Additionally, we have shown the importance of the linkage between MLS and the intensity of the frontal jet of the southern boundary to establish the southern boundary's barrier properties over long time periods (multiple years). Increased ADT gradients across the southern boundary, as a result of increased ADT north of the front (Fig. 11a), confirm amplified frontal jet speeds from 2009 onwards. This is consistent with the amplification of the ACC's eastward flow demonstrated by Shi et al. (2021) and Stewart (2021). Based on our results, strengthened density gradients across the southern boundary and thus an intensified frontal jet are indicators for dampened cross-frontal exchange and strengthened barrier properties. Thus, we suggest that the poleward heat transfer through mixing across the southern boundary at the prime meridian has likely decreased over the last decade, whereas the intensified eddy field and generation of warm-core eddies that cross the southern boundary in response to intensifying westerly winds likely provided an increased contribution to poleward heat transfer. As these processes vary locally and temporarily, our results demonstrate that more investigations of the southern boundary's frontal jet intensity and barrier properties are needed to understand and estimate the cross-frontal exchange around the Antarctic continent in more detail.

Appendix A

Figure A1 Dissolved oxygen for glider transects A–E. Although the dissolved oxygen sensors on the gliders were calibrated by the manufacturers, no water samples were collected for in situ calibration of dissolved oxygen. An offset was found between the two gliders, so we applied an offset to intercalibrate them, adding 30 µmol kg⁻¹ to glider SG640 (transect B). Potential density contours of 27.73 and 27.93 kg m⁻³ are shown in black. The 1.5 ^∘C isotherm is shown in white. The triangles at the bottom of each panel and the dashed black line extending upwards from each triangle indicate the location of the southern boundary defined as the southernmost extent of UCDW (Orsi et al., 1995). The triangles are coloured for each individual transect as in Fig. 1, and the same transect colour coding is used in Fig. 3. The colours at the top of each panel represent our classification into areas north of the southern boundary (red), within a transition zone (orange), within the core of an eddy (green) and on the outer edges of an eddy (yellow), and south of the southern boundary (blue). This colour coding is discussed in Sect. 3.

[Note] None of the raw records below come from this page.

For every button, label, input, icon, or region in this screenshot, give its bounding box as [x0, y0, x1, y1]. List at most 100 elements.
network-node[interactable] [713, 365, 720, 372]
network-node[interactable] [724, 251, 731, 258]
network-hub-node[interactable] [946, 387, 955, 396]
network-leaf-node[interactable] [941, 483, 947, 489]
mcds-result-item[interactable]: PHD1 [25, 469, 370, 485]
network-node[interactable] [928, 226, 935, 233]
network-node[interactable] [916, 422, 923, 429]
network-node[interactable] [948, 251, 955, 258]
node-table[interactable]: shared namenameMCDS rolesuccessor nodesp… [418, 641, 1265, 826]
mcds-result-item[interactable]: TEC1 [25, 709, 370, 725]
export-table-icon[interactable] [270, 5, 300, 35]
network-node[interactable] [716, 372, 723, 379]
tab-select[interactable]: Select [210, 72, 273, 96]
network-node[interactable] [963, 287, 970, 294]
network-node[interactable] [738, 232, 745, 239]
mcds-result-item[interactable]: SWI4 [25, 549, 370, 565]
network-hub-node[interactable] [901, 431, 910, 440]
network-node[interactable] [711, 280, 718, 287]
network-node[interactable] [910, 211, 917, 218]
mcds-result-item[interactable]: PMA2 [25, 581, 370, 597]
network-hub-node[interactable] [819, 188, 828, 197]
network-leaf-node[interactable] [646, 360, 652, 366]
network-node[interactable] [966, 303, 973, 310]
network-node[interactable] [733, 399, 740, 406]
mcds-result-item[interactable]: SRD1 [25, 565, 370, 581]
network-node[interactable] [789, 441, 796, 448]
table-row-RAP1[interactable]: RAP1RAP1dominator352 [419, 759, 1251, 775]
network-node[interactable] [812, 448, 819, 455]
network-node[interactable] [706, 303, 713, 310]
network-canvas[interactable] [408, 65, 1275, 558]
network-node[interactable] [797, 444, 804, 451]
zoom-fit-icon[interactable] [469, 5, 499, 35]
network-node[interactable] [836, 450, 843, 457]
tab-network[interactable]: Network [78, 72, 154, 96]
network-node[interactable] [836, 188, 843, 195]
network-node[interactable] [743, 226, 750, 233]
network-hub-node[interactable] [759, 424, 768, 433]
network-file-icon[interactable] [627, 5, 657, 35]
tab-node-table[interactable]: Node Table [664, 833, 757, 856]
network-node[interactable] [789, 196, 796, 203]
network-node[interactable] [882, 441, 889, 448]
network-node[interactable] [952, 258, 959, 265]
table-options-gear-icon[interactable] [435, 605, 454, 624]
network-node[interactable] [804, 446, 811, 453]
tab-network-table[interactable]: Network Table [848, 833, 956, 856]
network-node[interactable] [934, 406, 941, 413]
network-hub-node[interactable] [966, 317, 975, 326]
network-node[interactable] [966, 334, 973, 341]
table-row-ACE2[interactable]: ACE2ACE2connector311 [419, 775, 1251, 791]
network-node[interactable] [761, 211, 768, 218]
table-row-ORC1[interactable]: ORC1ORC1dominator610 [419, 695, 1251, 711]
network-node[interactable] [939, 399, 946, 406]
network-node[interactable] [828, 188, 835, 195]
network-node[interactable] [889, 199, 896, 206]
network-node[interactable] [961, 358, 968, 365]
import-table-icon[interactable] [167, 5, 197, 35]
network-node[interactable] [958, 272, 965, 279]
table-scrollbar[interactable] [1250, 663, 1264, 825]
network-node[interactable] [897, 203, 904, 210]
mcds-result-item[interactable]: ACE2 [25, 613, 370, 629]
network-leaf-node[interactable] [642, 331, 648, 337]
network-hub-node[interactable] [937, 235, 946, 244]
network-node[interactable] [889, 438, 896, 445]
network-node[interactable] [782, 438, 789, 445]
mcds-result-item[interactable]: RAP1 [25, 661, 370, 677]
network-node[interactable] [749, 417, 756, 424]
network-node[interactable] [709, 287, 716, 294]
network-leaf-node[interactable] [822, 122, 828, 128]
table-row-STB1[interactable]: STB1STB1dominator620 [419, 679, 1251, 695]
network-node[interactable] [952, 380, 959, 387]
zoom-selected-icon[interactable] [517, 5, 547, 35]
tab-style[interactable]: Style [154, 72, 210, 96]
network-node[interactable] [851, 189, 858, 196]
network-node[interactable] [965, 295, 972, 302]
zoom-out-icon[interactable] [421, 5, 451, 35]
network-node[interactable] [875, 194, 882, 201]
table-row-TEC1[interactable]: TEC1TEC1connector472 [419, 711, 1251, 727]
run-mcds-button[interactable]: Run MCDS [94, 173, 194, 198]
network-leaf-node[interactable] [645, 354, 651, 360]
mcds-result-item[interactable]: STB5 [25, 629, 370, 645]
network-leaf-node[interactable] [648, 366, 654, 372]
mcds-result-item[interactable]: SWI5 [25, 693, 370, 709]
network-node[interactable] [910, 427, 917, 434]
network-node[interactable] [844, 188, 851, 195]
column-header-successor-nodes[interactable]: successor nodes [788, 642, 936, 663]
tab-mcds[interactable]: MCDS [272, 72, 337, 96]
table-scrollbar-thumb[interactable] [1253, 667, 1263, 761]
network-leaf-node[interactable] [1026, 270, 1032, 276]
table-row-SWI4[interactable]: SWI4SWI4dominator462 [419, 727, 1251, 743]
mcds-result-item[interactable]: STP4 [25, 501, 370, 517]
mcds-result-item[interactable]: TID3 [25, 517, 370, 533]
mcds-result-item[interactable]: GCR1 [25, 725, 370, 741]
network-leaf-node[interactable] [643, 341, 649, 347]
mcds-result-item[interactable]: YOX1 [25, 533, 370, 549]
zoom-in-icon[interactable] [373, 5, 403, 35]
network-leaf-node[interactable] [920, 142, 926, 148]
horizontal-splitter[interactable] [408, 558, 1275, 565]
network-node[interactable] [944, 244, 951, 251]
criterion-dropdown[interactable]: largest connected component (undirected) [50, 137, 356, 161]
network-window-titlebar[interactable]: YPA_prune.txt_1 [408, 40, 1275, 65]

Figure A2 Mean (a) and standard deviation (b) of all glider transects A–E for dissolved oxygen. The coloured triangles at the bottom of panel (b) and dashed black lines extending upwards from them are as in Fig. 2. Data from each transect are binned to the same 5 km horizontal grid and then averaged (mean) for all transects. Partially shaded areas on (a) indicate areas that do not have data from all transects. Mean isopycnals 27.73 and 27.93 kg m⁻³ are shown in black. The mean 1.5 ^∘C isotherm is shown in white.

Appendix B

Figure B1 As for Fig. 9 but for transect B.

Figure B2 As for Fig. 9 but for transect D.

Figure B3 As for Fig. 9 but for transect E.